Areas of expertise: refugee and migration history; transnational history; social history; Australian history; intelligence and surveillance history
ORCID ID: 0000-0001-6525-5555
Email: ebony.nilsson@acu.edu.au
Location: ACU Melbourne Campus
Ebony Nilsson is a research fellow at the Centre for Refugee, Migration, and Humanitarian Studies in the Institute for Humanities and Social Sciences. She is a social historian whose work specialises in migrant communities’ experiences of politics and surveillance during the Cold War. She is interested in how certain groups of migrants are designated as ‘threats’ and potential enemies, and the ways that migrants themselves experience and respond to such state controls and public perceptions.
Ebony completed her PhD at the University of Sydney.

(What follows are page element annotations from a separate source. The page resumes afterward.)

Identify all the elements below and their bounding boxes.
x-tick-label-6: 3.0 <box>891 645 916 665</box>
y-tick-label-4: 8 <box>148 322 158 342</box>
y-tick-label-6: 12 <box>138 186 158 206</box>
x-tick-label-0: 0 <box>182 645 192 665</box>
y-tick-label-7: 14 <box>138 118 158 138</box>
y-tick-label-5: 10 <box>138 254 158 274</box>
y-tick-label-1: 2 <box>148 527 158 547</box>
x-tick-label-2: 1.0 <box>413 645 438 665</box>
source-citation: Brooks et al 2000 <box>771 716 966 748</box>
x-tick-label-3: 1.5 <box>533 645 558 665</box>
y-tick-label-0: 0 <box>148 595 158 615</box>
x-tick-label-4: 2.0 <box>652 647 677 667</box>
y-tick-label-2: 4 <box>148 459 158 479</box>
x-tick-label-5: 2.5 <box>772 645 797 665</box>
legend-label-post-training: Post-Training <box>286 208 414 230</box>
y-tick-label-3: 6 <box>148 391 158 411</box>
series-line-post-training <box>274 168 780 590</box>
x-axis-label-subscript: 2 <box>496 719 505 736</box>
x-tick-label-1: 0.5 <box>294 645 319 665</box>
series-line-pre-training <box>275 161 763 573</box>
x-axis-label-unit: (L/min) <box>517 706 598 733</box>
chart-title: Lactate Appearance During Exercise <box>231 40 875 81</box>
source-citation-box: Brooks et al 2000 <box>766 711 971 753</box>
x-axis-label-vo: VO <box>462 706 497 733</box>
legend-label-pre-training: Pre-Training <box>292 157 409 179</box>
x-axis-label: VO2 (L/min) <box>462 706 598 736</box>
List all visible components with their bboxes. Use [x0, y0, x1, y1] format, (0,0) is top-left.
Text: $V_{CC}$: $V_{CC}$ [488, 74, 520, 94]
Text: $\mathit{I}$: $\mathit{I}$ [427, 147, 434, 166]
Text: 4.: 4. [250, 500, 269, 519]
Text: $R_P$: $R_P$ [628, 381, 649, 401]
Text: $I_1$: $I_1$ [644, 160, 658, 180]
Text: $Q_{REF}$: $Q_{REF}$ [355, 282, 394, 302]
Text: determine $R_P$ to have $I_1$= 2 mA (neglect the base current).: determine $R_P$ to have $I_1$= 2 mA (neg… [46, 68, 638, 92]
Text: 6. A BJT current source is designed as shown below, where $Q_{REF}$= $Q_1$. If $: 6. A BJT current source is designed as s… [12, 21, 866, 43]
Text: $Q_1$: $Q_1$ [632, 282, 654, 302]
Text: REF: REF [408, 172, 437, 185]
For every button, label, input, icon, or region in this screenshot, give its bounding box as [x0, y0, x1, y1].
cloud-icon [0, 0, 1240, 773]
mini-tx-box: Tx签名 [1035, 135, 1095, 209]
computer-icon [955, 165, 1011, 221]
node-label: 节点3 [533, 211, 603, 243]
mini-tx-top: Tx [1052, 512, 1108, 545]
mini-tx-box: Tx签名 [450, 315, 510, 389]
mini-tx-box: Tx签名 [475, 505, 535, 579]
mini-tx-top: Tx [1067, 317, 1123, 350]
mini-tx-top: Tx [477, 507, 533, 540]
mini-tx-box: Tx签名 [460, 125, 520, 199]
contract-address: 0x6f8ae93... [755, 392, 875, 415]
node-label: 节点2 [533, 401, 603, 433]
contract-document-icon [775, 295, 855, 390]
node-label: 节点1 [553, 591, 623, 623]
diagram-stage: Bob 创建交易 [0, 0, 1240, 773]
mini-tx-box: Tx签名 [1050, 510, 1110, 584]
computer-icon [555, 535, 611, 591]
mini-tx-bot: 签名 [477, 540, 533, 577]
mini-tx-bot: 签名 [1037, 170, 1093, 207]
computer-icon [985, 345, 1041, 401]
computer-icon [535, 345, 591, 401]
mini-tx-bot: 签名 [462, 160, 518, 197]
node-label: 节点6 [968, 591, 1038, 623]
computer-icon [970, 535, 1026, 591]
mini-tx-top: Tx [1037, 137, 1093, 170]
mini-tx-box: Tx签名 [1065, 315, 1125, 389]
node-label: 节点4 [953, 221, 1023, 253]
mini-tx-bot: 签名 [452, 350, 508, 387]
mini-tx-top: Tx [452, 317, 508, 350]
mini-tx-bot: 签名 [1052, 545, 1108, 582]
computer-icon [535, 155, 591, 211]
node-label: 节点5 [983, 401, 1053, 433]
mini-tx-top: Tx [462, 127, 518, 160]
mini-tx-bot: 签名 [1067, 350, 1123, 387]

Her first monograph (under preparation) explores the transnational lives and experiences of Soviet ‘Displaced Persons’ who were resettled in Australia from Europe and China during the early Cold War and drew the attention of the Australian Security Intelligence Organisation with their political engagement.
Ebony has published on the Sydney Russian community and is currently writing articles regarding security-based objections to migrants’ naturalisation, migrants who returned to the Soviet Union, and the surveillance of migrants in relation to the Petrov Affair. She is also developing a project on migrants designated ‘enemy aliens’ by the Australian government during the Cold War. She has lectured and coordinated courses on Australian history and intelligence history at the University of Sydney, and is part of the Australian Migration History Network’s Executive Committee.